The greatest difficulties I encounter are those with kernel writing. I am learning OpenCL for my job and as an exercise I am attempting to parallelize the explicit method for a 1D heat equation. The serial C implementation is actually very simple:

```
int i,j; // Discrete Mesh Indices
double s; // Numerical stability factor
double x; // Spatial dimension variable x
double StepSize_x; // Step size for x;
int NumMeshPoints_x; // Number of mesh points for x
double t; // Time dimension variable t
double StepSize_t; // Step size for t
int NumMeshPoints_t; // Max steps for t
// INITIALIZATION
NumMeshPoints_x = 9;
StepSize_t = 0.0025;
NumMeshPoints_t = 10;
StepSize_x = 1.0/(NumMeshPoints_x+1);
s = StepSize_t/pow(StepSize_x, 2 ); // Satisfy s < 0.25 for stability
double w[NumMeshPoints_x+1]; // Level Down Array
double v[NumMeshPoints_x+1]; // Level Array
// POPULATE THE FIRST LAYER GIVEN THE BOUNDARY CONDITION
for( i = 0; i < NumMeshPoints_x+1; i++ )
{
x = i*StepSize_x;
w[i] = 100;
}
// COMPUTE TEMPERATURES USING MESH GRID
t = 0;
for( j = 1; j <= NumMeshPoints_t; j++ )
{
// BOUNDARY CONDITIONS AT END POINTS
v[0] = 10;
v[NumMeshPoints_x+1] = 10;
for( i = 1; i < NumMeshPoints_x; i++ )
{
// POPULATE THE CURRENT LAYER
v[i] = s*w[i-1] + (1-2*s)*w[i] + s*w[i+1];
}
t = j*StepSize_t;
for( i = 0; i < NumMeshPoints_x+1; i++ )
{
// MAKE CURRENT LAYER SEED FOR THE NEXT COMPUTATION
w[i] = v[i];
}
}
```

So I am trying to make the meat of this program, the double for loop, into my kernel. So as it stands, each layer of the array v[] is calculated at a given time step t, so that stepping in the t direction expands the grid, layer by layer. However, to calculate a layer requires the previous layer calculated. So I had two thoughts about this and I wasn’t sure how to really go about this:

- Write a kernel that handles the two for loops, prototyped as such:

```
__kernel void heat( __global double *prevLayer,
__global double *currLayer,
int NumMeshPoints_x,
int NumMeshPoints_y );
```

but I just don’t understand what would happen here. So I understand that I can access the arrays through the get_global_id(0) OpenCL command but can have each thread compute one point in the layer, then wrap that in the for loop to time step it? Otherwise my second though was to

- Have the kernel only handle a single layer, then enqueue it in a for loop for the time steps.

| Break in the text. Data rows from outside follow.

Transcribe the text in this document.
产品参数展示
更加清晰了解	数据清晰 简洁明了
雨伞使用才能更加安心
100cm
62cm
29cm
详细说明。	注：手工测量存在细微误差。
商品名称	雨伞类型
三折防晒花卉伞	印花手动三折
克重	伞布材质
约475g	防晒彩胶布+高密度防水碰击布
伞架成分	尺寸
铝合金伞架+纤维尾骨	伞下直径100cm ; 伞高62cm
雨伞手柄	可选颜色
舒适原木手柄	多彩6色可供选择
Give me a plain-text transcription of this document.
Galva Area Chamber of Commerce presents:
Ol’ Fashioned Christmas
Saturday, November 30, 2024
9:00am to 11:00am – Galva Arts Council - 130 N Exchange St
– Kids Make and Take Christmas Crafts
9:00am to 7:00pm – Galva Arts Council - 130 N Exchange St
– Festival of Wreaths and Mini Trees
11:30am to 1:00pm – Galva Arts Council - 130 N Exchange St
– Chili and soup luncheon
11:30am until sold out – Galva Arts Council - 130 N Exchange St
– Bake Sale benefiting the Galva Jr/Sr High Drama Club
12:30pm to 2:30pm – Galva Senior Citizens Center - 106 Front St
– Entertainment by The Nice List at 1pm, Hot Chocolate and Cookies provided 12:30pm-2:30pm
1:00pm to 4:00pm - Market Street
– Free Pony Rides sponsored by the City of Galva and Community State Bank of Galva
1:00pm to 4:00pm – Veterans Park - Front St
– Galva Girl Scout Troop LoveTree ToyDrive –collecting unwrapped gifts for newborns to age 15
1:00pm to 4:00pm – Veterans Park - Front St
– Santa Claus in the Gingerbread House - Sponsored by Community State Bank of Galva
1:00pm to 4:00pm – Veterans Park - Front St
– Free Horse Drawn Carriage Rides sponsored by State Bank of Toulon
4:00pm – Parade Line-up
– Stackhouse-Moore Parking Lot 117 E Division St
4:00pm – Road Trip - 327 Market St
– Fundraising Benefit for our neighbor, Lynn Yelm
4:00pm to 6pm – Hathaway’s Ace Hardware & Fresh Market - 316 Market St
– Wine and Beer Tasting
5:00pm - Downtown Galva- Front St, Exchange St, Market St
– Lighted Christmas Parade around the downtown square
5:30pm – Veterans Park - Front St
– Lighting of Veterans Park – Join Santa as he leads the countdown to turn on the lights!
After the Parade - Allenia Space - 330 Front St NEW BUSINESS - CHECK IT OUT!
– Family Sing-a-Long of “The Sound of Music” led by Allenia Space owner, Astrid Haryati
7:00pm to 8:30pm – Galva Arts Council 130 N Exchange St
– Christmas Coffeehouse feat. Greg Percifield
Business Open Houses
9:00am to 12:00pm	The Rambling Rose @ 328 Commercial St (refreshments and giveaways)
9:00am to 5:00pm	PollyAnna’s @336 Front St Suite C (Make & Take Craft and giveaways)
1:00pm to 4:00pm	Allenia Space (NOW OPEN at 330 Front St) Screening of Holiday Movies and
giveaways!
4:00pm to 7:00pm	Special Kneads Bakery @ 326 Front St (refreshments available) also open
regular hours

I am having difficulties even realizing a problem space. In MPI there is the probelm that threads would have to communicate continuously to compute the end points of their respective segments of the layer. I don’t know if this is a problem in OpenCL. OpenCL programmers, I need your help! Please any advice as I am lost!